In 1990, Nobel Laureate in economics, Merton Miller, named financial futures “As the most significant innovation of the past two decades”. He marked the launch of currency futures at the CME Group in Chicago, as the date that “Initiated the modern era of finance.

One need only to take a quick look around the world to recognize that the application of futures markets are indispensable tools with which to efficiently manage risk. These instruments are used by the largest and most sophisticated financial institutions in the world — domestic and international banks, public and private pension funds, investment companies, mutual funds, hedge funds, energy providers, asset and liability managers, mortgage companies, swap dealers, agricultural producers and insurance companies. In other words, financial entities that face foreign exchange, interest rate, energy, agricultural, environmental or equities exposure use the futures markets to hedge or manage their price risk.

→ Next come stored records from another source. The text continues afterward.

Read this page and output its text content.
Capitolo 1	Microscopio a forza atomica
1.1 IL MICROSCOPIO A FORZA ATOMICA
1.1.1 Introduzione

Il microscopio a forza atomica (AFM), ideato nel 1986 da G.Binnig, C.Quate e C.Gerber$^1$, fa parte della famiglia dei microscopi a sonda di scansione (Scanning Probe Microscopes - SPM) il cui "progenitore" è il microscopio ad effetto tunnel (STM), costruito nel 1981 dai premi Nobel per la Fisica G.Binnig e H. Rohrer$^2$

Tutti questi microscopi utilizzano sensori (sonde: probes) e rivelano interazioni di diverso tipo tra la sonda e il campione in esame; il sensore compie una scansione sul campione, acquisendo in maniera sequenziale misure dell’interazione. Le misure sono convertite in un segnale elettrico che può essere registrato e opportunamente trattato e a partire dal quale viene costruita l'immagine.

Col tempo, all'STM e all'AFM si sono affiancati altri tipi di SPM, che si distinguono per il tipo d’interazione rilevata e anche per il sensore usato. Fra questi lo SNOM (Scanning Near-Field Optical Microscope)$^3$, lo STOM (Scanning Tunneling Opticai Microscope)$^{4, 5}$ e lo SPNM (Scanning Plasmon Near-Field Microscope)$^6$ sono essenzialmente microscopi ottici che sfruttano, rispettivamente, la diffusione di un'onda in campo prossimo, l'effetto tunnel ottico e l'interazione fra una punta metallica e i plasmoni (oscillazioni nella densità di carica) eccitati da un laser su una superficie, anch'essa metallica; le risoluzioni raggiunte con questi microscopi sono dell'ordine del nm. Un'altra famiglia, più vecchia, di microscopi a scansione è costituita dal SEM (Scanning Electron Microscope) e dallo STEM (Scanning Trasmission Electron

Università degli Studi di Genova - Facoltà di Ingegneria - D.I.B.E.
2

A process that has improved national productively growth and standards of living.

Thus, nations around the globe have embraced the idea and followed the Chicago blueprint. Today there are developed financial futures markets aside from the US, in Australia, Brazil, Canada, France, Germany, India, Japan, S.Korea, Mexico, Singapore, United Kingdom, Argentina, Columbia, New Zealand, and of course China.

China has entered the transition period for economic growth. Its leaders have instituted a transformation process from an export dependent manufacturing economy to a consumption-driven economy, one powered by internal growth. As this transformation takes place, it is imperative to understand the role of futures in the development of capital markets. This book will advance this understanding.